As I said in a recent post, I’ve changed my thinking about the use of the term ‘one-hit wonder’. I know that it’s always been meant as a put-down and I’m sure it’s perceived as such by the artist, but it doesn’t have to be. After all, they’ve achieved something that countless others haven’t — they’ve had a hit record — and that’s cause for recognition and even celebration.
To take it a little further, just because an artist doesn’t have additional hit records doesn’t mean they weren’t talented, and it also doesn’t mean that their one big song wasn’t a dandy. A good example is the smooth singing group known as the Elegants, whose 1958 recording of “Little Star” has been called a masterpiece.

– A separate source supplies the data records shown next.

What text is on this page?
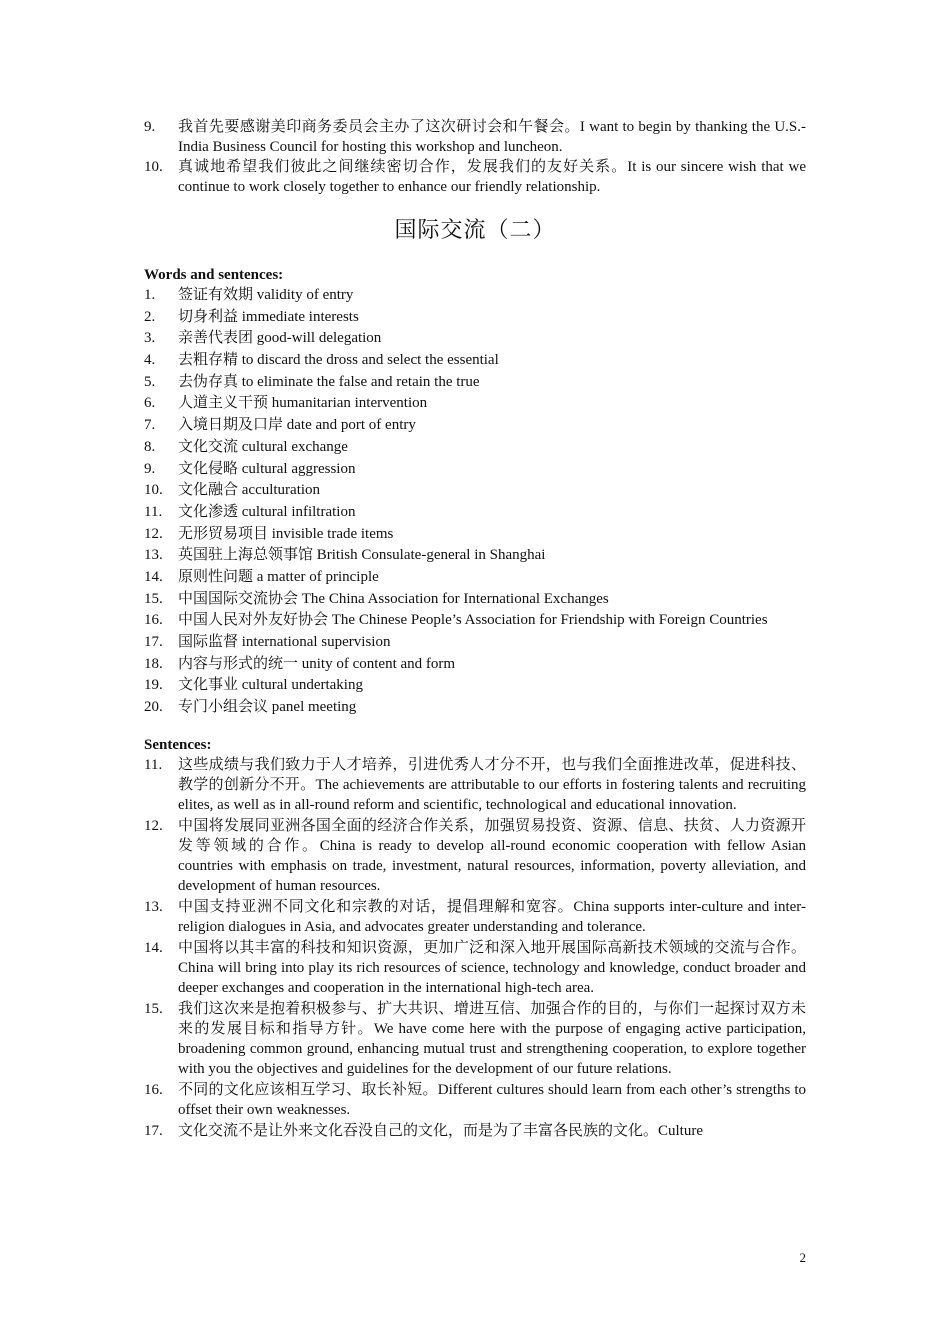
9.	我首先要感谢美印商务委员会主办了这次研讨会和午餐会。I want to begin by thanking the U.S.-India Business Council for hosting this workshop and luncheon.
10.	真诚地希望我们彼此之间继续密切合作，发展我们的友好关系。It is our sincere wish that we continue to work closely together to enhance our friendly relationship.
国际交流（二）
Words and sentences:
1.	签证有效期 validity of entry
2.	切身利益 immediate interests
3.	亲善代表团 good-will delegation
4.	去粗存精 to discard the dross and select the essential
5.	去伪存真 to eliminate the false and retain the true
6.	人道主义干预 humanitarian intervention
7.	入境日期及口岸 date and port of entry
8.	文化交流 cultural exchange
9.	文化侵略 cultural aggression
10.	文化融合 acculturation
11.	文化渗透 cultural infiltration
12.	无形贸易项目 invisible trade items
13.	英国驻上海总领事馆 British Consulate-general in Shanghai
14.	原则性问题 a matter of principle
15.	中国国际交流协会 The China Association for International Exchanges
16.	中国人民对外友好协会 The Chinese People’s Association for Friendship with Foreign Countries
17.	国际监督 international supervision
18.	内容与形式的统一 unity of content and form
19.	文化事业 cultural undertaking
20.	专门小组会议 panel meeting
Sentences:
11.	这些成绩与我们致力于人才培养，引进优秀人才分不开，也与我们全面推进改革，促进科技、教学的创新分不开。The achievements are attributable to our efforts in fostering talents and recruiting elites, as well as in all-round reform and scientific, technological and educational innovation.
12.	中国将发展同亚洲各国全面的经济合作关系，加强贸易投资、资源、信息、扶贫、人力资源开发等领域的合作。China is ready to develop all-round economic cooperation with fellow Asian countries with emphasis on trade, investment, natural resources, information, poverty alleviation, and development of human resources.
13.	中国支持亚洲不同文化和宗教的对话，提倡理解和宽容。China supports inter-culture and inter-religion dialogues in Asia, and advocates greater understanding and tolerance.
14.	中国将以其丰富的科技和知识资源，更加广泛和深入地开展国际高新技术领域的交流与合作。China will bring into play its rich resources of science, technology and knowledge, conduct broader and deeper exchanges and cooperation in the international high-tech area.
15.	我们这次来是抱着积极参与、扩大共识、增进互信、加强合作的目的，与你们一起探讨双方未来的发展目标和指导方针。We have come here with the purpose of engaging active participation, broadening common ground, enhancing mutual trust and strengthening cooperation, to explore together with you the objectives and guidelines for the development of our future relations.
16.	不同的文化应该相互学习、取长补短。Different cultures should learn from each other’s strengths to offset their own weaknesses.
17.	文化交流不是让外来文化吞没自己的文化，而是为了丰富各民族的文化。Culture
2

A New York based group, the Elegants included five guys who had all logged time in other combos before they came together. But when Vito Picone joined up with Arthur Venosa, James Mochella, Carmen Romano, and Frank Tardogono, they soon became a popular draw on Staten Island’s South Beach. It wasn’t long before a recording contract came along, and the group hit it big with a song inspired by a nursery rhyme. Written by Picone and Venosa, “Little Star” turned “Twinkle Twinkle Little Star” into a shooting star, and it easily climbed the charts to the top position, earning a gold record for the group.
The Elegants made several good followup records in subsequent years, but none did particularly well on the charts. Still, even though there were some dry periods, the group managed to find amazing longevity in the decades since, with a variety of different combos usually led by Picone. In fact, at last report they are still doing their thing for fans.